USPIE’s September Millstone Award goes to California superintendent who defends hiring ‘energy healer’
A northern California school district has spent hundreds of thousands of dollars on a New Age guru who instructs staff in “energy healing” techniques.
United States Parents Involved in Education’s (USPIE) Millstone of the Month Award is given to the person or organization involved in government schools who has committed the most egregious acts against children. The September Millstone of the Month Award recipient is Mountain View Whisman School Superintendent Ayindé Rudolph for defending the district’s decision to hire the healer, saying “all the tech industries around us do it.”
“This is not only a glaring waste of taxpayer money but an unconstitutional establishment of religion,” says Sheri Few, founder and president of Parents Involved in Education (USPIE). “The concepts being taught are straight out of Hinduism and other Eastern religions. How is this okay when the Bible — the foundational text of America’s founding — is banned?”
The latest contract for $189,000 for this religious exercise program comes at a time when the Mountain View Whisman schools are facing cutbacks and teacher shortages, according to the Daily Caller.
The district hired the energy healer to “help leaders manage and reduce daily stress levels that negatively impact their wellbeing and therefore their effectiveness in role,” according to the contract. The school system has paid the energy healer more than $315,000 over three years, the San Francisco Chronicle reported.
Parents discovered the spending in the spring after the district announced that it would cut some elective middle school classes. The district’s budget also includes $180,000 to a Washington, D.C. public relations firm and another $600,000 annually for leadership coaching.

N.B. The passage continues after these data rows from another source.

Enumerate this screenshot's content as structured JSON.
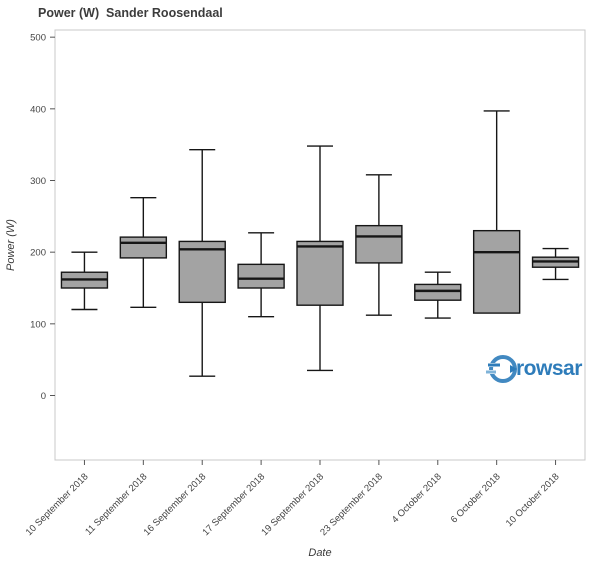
{
  "header": {
    "title": "Power (W)  Sander Roosendaal"
  },
  "watermark": {
    "text": "rowsar",
    "color": "#2e7cba"
  },
  "chart_data": {
    "type": "boxplot",
    "title": "Power (W)  Sander Roosendaal",
    "xlabel": "Date",
    "ylabel": "Power (W)",
    "ylim": [
      -90,
      510
    ],
    "yticks": [
      0,
      100,
      200,
      300,
      400,
      500
    ],
    "grid": false,
    "legend": "none",
    "box_fill": "#a3a3a3",
    "box_stroke": "#161616",
    "axis_color": "#c8c8c8",
    "tick_color": "#555555",
    "label_color": "#444444",
    "categories": [
      "10 September 2018",
      "11 September 2018",
      "16 September 2018",
      "17 September 2018",
      "19 September 2018",
      "23 September 2018",
      "4 October 2018",
      "6 October 2018",
      "10 October 2018"
    ],
    "boxes": [
      {
        "low": 120,
        "q1": 150,
        "median": 162,
        "q3": 172,
        "high": 200
      },
      {
        "low": 123,
        "q1": 192,
        "median": 213,
        "q3": 221,
        "high": 276
      },
      {
        "low": 27,
        "q1": 130,
        "median": 204,
        "q3": 215,
        "high": 343
      },
      {
        "low": 110,
        "q1": 150,
        "median": 163,
        "q3": 183,
        "high": 227
      },
      {
        "low": 35,
        "q1": 126,
        "median": 208,
        "q3": 215,
        "high": 348
      },
      {
        "low": 112,
        "q1": 185,
        "median": 222,
        "q3": 237,
        "high": 308
      },
      {
        "low": 108,
        "q1": 133,
        "median": 146,
        "q3": 155,
        "high": 172
      },
      {
        "low": 115,
        "q1": 115,
        "median": 200,
        "q3": 230,
        "high": 397
      },
      {
        "low": 162,
        "q1": 179,
        "median": 187,
        "q3": 193,
        "high": 205
      }
    ]
  }
}
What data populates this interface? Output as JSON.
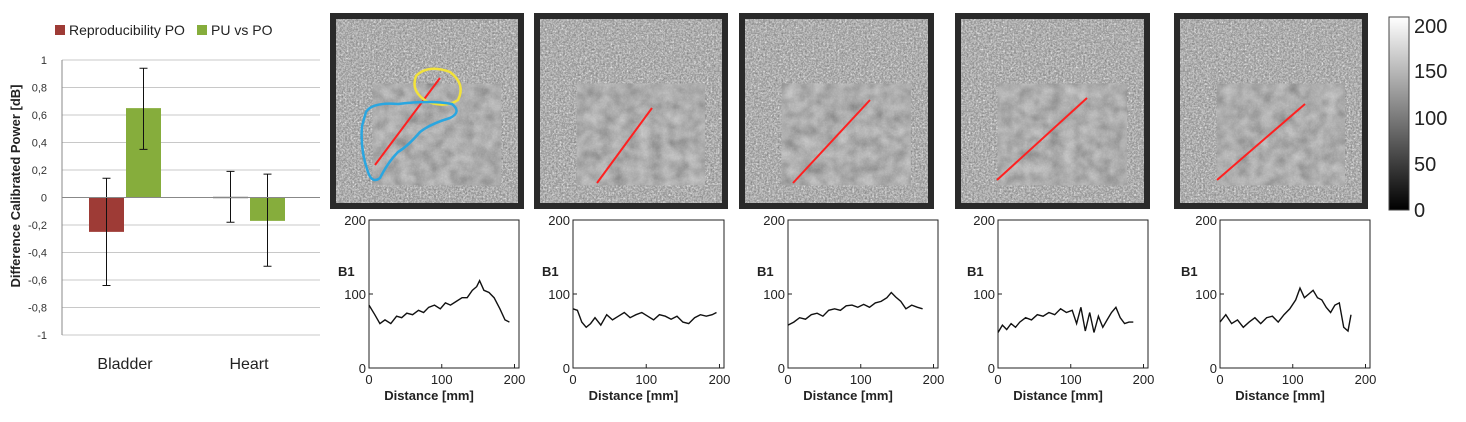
{
  "bar_chart": {
    "type": "bar",
    "ylabel": "Difference Calibrated Power [dB]",
    "ylim": [
      -1,
      1
    ],
    "y_ticks": [
      "1",
      "0,8",
      "0,6",
      "0,4",
      "0,2",
      "0",
      "-0,2",
      "-0,4",
      "-0,6",
      "-0,8",
      "-1"
    ],
    "y_tick_values": [
      1,
      0.8,
      0.6,
      0.4,
      0.2,
      0,
      -0.2,
      -0.4,
      -0.6,
      -0.8,
      -1
    ],
    "categories": [
      "Bladder",
      "Heart"
    ],
    "series": [
      {
        "name": "Reproducibility PO",
        "color": "#9e3b36",
        "values": [
          -0.25,
          0.0
        ],
        "err_low": [
          -0.64,
          -0.18
        ],
        "err_high": [
          0.14,
          0.19
        ]
      },
      {
        "name": "PU vs PO",
        "color": "#86ad3c",
        "values": [
          0.65,
          -0.17
        ],
        "err_low": [
          0.35,
          -0.5
        ],
        "err_high": [
          0.94,
          0.17
        ]
      }
    ],
    "legend_position": "top"
  },
  "colorbar": {
    "ticks": [
      "200",
      "150",
      "100",
      "50",
      "0"
    ],
    "tick_values": [
      200,
      150,
      100,
      50,
      0
    ],
    "range": [
      0,
      200
    ]
  },
  "map_images": [
    {
      "line_color": "#ff2020",
      "rois": [
        {
          "name": "yellow-roi",
          "color": "#f2e23a"
        },
        {
          "name": "blue-roi",
          "color": "#2aa6e0"
        }
      ]
    },
    {
      "line_color": "#ff2020",
      "rois": []
    },
    {
      "line_color": "#ff2020",
      "rois": []
    },
    {
      "line_color": "#ff2020",
      "rois": []
    },
    {
      "line_color": "#ff2020",
      "rois": []
    }
  ],
  "chart_data": [
    {
      "type": "line",
      "ylabel": "B1",
      "xlabel": "Distance [mm]",
      "xlim": [
        0,
        200
      ],
      "ylim": [
        0,
        200
      ],
      "x_ticks": [
        "0",
        "100",
        "200"
      ],
      "y_ticks": [
        "200",
        "100",
        "0"
      ],
      "x": [
        0,
        8,
        15,
        22,
        30,
        38,
        45,
        52,
        60,
        68,
        75,
        82,
        90,
        98,
        105,
        112,
        120,
        128,
        135,
        142,
        148,
        152,
        158,
        165,
        172,
        180,
        187,
        193
      ],
      "y": [
        85,
        72,
        60,
        65,
        60,
        70,
        68,
        74,
        72,
        78,
        75,
        82,
        85,
        80,
        88,
        85,
        90,
        95,
        95,
        105,
        110,
        118,
        105,
        102,
        95,
        80,
        65,
        62
      ]
    },
    {
      "type": "line",
      "ylabel": "B1",
      "xlabel": "Distance [mm]",
      "xlim": [
        0,
        200
      ],
      "ylim": [
        0,
        200
      ],
      "x_ticks": [
        "0",
        "100",
        "200"
      ],
      "y_ticks": [
        "200",
        "100",
        "0"
      ],
      "x": [
        0,
        6,
        12,
        18,
        24,
        30,
        38,
        46,
        54,
        62,
        70,
        78,
        86,
        94,
        102,
        110,
        118,
        126,
        134,
        142,
        150,
        158,
        166,
        174,
        182,
        190,
        196
      ],
      "y": [
        80,
        78,
        62,
        55,
        60,
        68,
        58,
        72,
        65,
        70,
        75,
        68,
        72,
        75,
        70,
        65,
        72,
        70,
        66,
        70,
        62,
        60,
        68,
        72,
        70,
        72,
        75
      ]
    },
    {
      "type": "line",
      "ylabel": "B1",
      "xlabel": "Distance [mm]",
      "xlim": [
        0,
        200
      ],
      "ylim": [
        0,
        200
      ],
      "x_ticks": [
        "0",
        "100",
        "200"
      ],
      "y_ticks": [
        "200",
        "100",
        "0"
      ],
      "x": [
        0,
        8,
        16,
        24,
        32,
        40,
        48,
        56,
        64,
        72,
        80,
        88,
        96,
        104,
        112,
        120,
        128,
        136,
        142,
        148,
        155,
        162,
        170,
        178,
        185
      ],
      "y": [
        58,
        62,
        68,
        66,
        72,
        74,
        70,
        78,
        80,
        78,
        84,
        85,
        82,
        86,
        82,
        88,
        90,
        95,
        102,
        96,
        90,
        80,
        85,
        82,
        80
      ]
    },
    {
      "type": "line",
      "ylabel": "B1",
      "xlabel": "Distance [mm]",
      "xlim": [
        0,
        200
      ],
      "ylim": [
        0,
        200
      ],
      "x_ticks": [
        "0",
        "100",
        "200"
      ],
      "y_ticks": [
        "200",
        "100",
        "0"
      ],
      "x": [
        0,
        6,
        12,
        18,
        24,
        30,
        38,
        46,
        54,
        62,
        70,
        78,
        86,
        94,
        102,
        108,
        114,
        120,
        126,
        132,
        138,
        144,
        150,
        156,
        162,
        168,
        174,
        180,
        186
      ],
      "y": [
        48,
        58,
        52,
        60,
        55,
        62,
        68,
        65,
        72,
        70,
        75,
        72,
        80,
        75,
        78,
        60,
        82,
        50,
        75,
        48,
        70,
        55,
        65,
        75,
        82,
        68,
        60,
        62,
        62
      ]
    },
    {
      "type": "line",
      "ylabel": "B1",
      "xlabel": "Distance [mm]",
      "xlim": [
        0,
        200
      ],
      "ylim": [
        0,
        200
      ],
      "x_ticks": [
        "0",
        "100",
        "200"
      ],
      "y_ticks": [
        "200",
        "100",
        "0"
      ],
      "x": [
        0,
        8,
        16,
        24,
        32,
        40,
        48,
        56,
        64,
        72,
        80,
        88,
        96,
        104,
        110,
        116,
        122,
        128,
        134,
        140,
        146,
        152,
        158,
        164,
        170,
        176,
        180
      ],
      "y": [
        62,
        72,
        60,
        65,
        55,
        62,
        68,
        60,
        68,
        70,
        62,
        72,
        80,
        92,
        108,
        95,
        100,
        105,
        95,
        92,
        82,
        75,
        85,
        88,
        55,
        50,
        72
      ]
    }
  ]
}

“I think the wellness of our employees is worth every dollar,” Rudolph told the Chronicle. “How well our schools do is predicated on how well our teachers and our leaders do … I think we’ve come to a point where all organizations have to take employee stress seriously.”
The energy healer is meant to facilitate “spiritual development and awakening” and uses “sacred geometry to do chakra clearing and alignment and to perform energy healing on the spiritual, physical and emotional levels,” according to her website.
One client testimony on the site says that after “the healing sessions,” she “realized I had formed the wrong belief of the Divine as a child and I could spontaneously let it go!”
“Where’s the ACLU when it comes to this stuff?” Few said. “The self-appointed guardians of the First Amendment are quick to quash any mention of America’s Judeo-Christian founding.”
One former teacher said that her school had no custodian or enough substitute teachers, leaving teachers overworked and underpaid, according to the Chronicle. She also said that principals and other administrators were away for the healing sessions weekly and were unavailable.
Meanwhile, only 24% of Hispanic students, who make up the majority of the district, are reaching grade-level proficiency in math and 32% in English.
“When are parents going to wake up and realize that they need to get their children out of these failing schools?” Few said. “USPIE will keep shining a light on the dark side of government schools so that parents can make the best choice for their child.”
United States Parents Involved in Education (USPIE) is a nonprofit, nationwide coalition that seeks to return education to its proper local roots and restore parental authority over their children’s education by helping parents and local communities to escape federal and other national influences. It is the vision of USPIE to create a culture where parents, empowered with the authority to choose what and how their children learn, are the undisputed primary educators of their children, where local schools operate in support of families, and where education is unencumbered by federal mandates.